Blended finance can de-risk financing to strengthen inclusive markets


Blended finance is being used to solve or correct market failures in financing; it has already mobilized $140 billion in capital toward sustainable development in developing countries. Blended finance is also being used as a tool to de-risk financial institutions’ business models associated with serving high-risk borrowers or investments with high-impact potential in terms of social inclusion or environmental sustainability. Development finance institutions, such as the U.S. Development Finance Corporation, have already started designing impact-related lending programs, such as those embracing the 2X Challenge criteria for gender inclusion, widely adopted by leading international development financing institutions.


Blended finance models, coupled with technical assistance, can improve financial inclusion by increasing lending to specific targeted projects, such as women-owned and youth-led enterprises, initiatives or projects.

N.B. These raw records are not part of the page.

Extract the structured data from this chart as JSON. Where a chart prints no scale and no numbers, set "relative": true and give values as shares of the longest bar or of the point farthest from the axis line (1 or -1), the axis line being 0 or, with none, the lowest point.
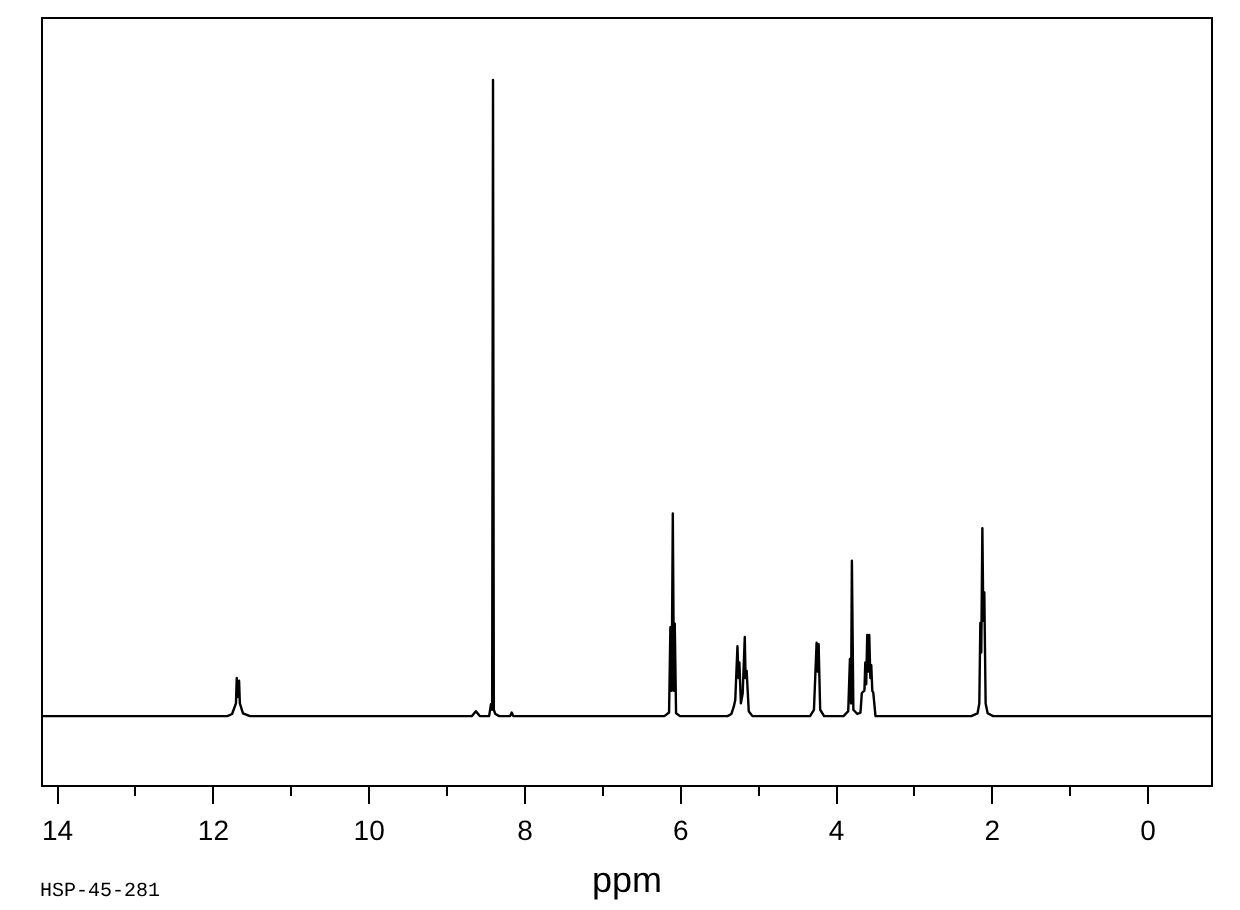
{
  "chart_data": {
    "type": "line",
    "relative": true,
    "xlabel": "ppm",
    "annotations": [
      "HSP-45-281"
    ],
    "xlim": [
      14.2,
      -0.82
    ],
    "xticks": [
      14,
      {
        "value": 13,
        "label": null
      },
      12,
      {
        "value": 11,
        "label": null
      },
      10,
      {
        "value": 9,
        "label": null
      },
      8,
      {
        "value": 7,
        "label": null
      },
      6,
      {
        "value": 5,
        "label": null
      },
      4,
      {
        "value": 3,
        "label": null
      },
      2,
      {
        "value": 1,
        "label": null
      },
      0
    ],
    "x": [
      14.2,
      11.82,
      11.76,
      11.71,
      11.7,
      11.69,
      11.67,
      11.66,
      11.62,
      11.53,
      8.68,
      8.63,
      8.58,
      8.46,
      8.436,
      8.421,
      8.41,
      8.4,
      8.38,
      8.33,
      8.19,
      8.17,
      8.15,
      6.21,
      6.15,
      6.133,
      6.117,
      6.102,
      6.087,
      6.077,
      6.06,
      6.01,
      5.4,
      5.35,
      5.32,
      5.3,
      5.272,
      5.259,
      5.247,
      5.228,
      5.205,
      5.178,
      5.168,
      5.154,
      5.127,
      5.08,
      4.34,
      4.29,
      4.256,
      4.243,
      4.23,
      4.21,
      4.16,
      3.91,
      3.85,
      3.828,
      3.814,
      3.803,
      3.784,
      3.733,
      3.693,
      3.675,
      3.642,
      3.631,
      3.619,
      3.606,
      3.593,
      3.58,
      3.566,
      3.554,
      3.541,
      3.528,
      3.5,
      2.27,
      2.19,
      2.167,
      2.154,
      2.142,
      2.128,
      2.115,
      2.103,
      2.086,
      2.06,
      1.99,
      -0.82
    ],
    "series": [
      {
        "color": "#000000",
        "values": [
          0.099,
          0.099,
          0.102,
          0.117,
          0.153,
          0.126,
          0.149,
          0.117,
          0.103,
          0.099,
          0.099,
          0.106,
          0.099,
          0.099,
          0.116,
          0.108,
          1,
          0.108,
          0.102,
          0.099,
          0.099,
          0.104,
          0.099,
          0.099,
          0.104,
          0.225,
          0.135,
          0.386,
          0.135,
          0.23,
          0.103,
          0.099,
          0.099,
          0.102,
          0.112,
          0.122,
          0.198,
          0.153,
          0.175,
          0.117,
          0.131,
          0.211,
          0.153,
          0.163,
          0.106,
          0.099,
          0.099,
          0.108,
          0.203,
          0.162,
          0.201,
          0.108,
          0.099,
          0.099,
          0.106,
          0.18,
          0.117,
          0.319,
          0.108,
          0.102,
          0.104,
          0.132,
          0.135,
          0.175,
          0.144,
          0.214,
          0.162,
          0.214,
          0.153,
          0.171,
          0.135,
          0.132,
          0.099,
          0.099,
          0.103,
          0.117,
          0.231,
          0.189,
          0.365,
          0.234,
          0.274,
          0.117,
          0.103,
          0.099,
          0.099
        ]
      }
    ]
  }
}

Data-driven, innovative finance solutions


The use of data-driven, innovative finance solutions to inform the design and use of public and private financing can help address some of the global financing challenges being faced by youth and other marginalized groups. The key to the success and adoption of the USAID Private Sector Engagement for Youth goal, “develop an implementation model that can be taken to scale,” will be based on documenting evidence that can serve to attract more private capital into the youth access to finance space — a data-driven approach to designing youth access to finance solutions for building a thriving and inclusive marketplace. To ensure the effectiveness and efficiency of blended finance tools, there is a need to engage investors and other key stakeholders of the targeted markets.